Last week US non-farm payrolls rose 263,000, comfortably above market forecasts of 190,000 and ahead of previous months. The tightness in the labour market also continued to drive wage growth, with average hourly earnings up 3.2% year on year, consistent with the previous month and ahead of inflation. However, headlines were grabbed by the sharp fall in the unemployment rate to 3.6% from 3.8%, marking a 49-year low. While the increase in employment clearly contributed to this figure, it was mostly impacted by nearly 500,000 people leaving the labour force. As this is particularly volatile month-on-month, it is difficult to read too much into the headline figure without understanding the underlying drivers.

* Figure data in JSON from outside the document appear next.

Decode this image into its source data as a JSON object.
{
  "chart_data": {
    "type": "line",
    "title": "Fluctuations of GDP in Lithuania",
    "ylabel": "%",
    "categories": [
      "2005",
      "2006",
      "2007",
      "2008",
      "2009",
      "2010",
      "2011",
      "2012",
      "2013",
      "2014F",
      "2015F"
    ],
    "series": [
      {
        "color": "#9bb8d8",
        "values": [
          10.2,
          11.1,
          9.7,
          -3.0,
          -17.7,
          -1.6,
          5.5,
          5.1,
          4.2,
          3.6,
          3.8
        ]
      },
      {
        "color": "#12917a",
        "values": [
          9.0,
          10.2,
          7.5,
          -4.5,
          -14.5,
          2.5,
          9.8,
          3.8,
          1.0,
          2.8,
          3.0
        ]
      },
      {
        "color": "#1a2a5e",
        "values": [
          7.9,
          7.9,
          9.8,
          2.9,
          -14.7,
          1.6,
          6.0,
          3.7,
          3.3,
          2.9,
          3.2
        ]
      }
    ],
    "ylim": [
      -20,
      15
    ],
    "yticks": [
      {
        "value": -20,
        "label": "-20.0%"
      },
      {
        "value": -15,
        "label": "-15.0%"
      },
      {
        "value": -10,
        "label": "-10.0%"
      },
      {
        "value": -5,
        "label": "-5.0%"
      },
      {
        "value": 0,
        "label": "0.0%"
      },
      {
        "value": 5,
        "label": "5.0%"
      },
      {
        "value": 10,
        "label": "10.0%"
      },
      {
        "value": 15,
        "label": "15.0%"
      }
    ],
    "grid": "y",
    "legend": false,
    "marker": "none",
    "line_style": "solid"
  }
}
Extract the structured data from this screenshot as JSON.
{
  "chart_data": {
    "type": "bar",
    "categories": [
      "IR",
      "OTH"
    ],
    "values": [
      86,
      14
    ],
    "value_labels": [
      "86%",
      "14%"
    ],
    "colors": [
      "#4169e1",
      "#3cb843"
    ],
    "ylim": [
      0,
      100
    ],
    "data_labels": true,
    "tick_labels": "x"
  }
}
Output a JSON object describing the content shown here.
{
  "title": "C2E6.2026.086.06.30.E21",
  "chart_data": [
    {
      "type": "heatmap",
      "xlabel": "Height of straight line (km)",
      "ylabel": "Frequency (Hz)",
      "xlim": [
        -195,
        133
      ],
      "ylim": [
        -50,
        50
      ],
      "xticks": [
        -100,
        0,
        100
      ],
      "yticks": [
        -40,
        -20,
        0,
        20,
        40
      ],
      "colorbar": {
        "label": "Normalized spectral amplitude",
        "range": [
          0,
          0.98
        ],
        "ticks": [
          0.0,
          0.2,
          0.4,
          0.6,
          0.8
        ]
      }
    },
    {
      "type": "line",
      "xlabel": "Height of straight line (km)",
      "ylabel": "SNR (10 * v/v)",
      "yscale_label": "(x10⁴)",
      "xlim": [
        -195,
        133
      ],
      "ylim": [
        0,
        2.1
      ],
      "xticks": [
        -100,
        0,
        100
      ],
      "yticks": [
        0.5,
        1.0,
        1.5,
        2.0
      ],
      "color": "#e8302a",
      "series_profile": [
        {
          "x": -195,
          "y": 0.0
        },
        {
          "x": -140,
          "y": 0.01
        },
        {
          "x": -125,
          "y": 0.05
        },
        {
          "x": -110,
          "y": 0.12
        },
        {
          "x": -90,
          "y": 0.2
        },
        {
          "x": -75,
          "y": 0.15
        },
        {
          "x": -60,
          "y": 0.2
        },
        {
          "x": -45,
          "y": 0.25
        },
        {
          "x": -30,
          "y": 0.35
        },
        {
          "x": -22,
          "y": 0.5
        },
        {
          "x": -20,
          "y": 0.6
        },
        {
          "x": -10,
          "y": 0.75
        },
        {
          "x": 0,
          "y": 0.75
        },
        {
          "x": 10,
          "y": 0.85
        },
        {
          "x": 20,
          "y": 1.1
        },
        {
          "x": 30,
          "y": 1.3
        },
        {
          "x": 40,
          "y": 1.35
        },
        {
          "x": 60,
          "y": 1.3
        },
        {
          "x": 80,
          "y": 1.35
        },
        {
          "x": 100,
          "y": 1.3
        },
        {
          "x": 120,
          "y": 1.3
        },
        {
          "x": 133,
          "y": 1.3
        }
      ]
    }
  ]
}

Market observers will be closely watching future releases to determine if this is a new trend or a one-off.
Trade war returns
Markets were taken by surprise over the long weekend as Donald Trump announced that the US was planning to increase tariffs on $200bn of Chinese imports as early as Friday. US officials noted that there had been a breakdown in trade talks and accused China of reneging on prior commitments. Global markets had become comfortable in the expectation that an agreement was going to be reached at some stage and the threat of a breakdown has brought the issue back into the limelight. However, given previous episodes, the threat may be worse than the reality, and this is merely a negotiating tactic to extract final concessions from the Chinese.
Eurozone PMIs remain weak
Data released last week showed that the Eurozone economy continues to struggle. Purchasing Managers Indices (PMIs) for the European manufacturing sector were 47.8 in April. Anything below 50 indicates a contraction. The figure was dragged down by the dominant German economy which posted a 44.5 which was below expectations although above the previous month of 44.1. Nevertheless, the surveys pointed to an improving picture going forward as European producers are supported by a healthier global economy. The UK also saw a slight improvement in PMI data as the postponed Brexit date lifted some of the impending uncertainty from companies and individuals.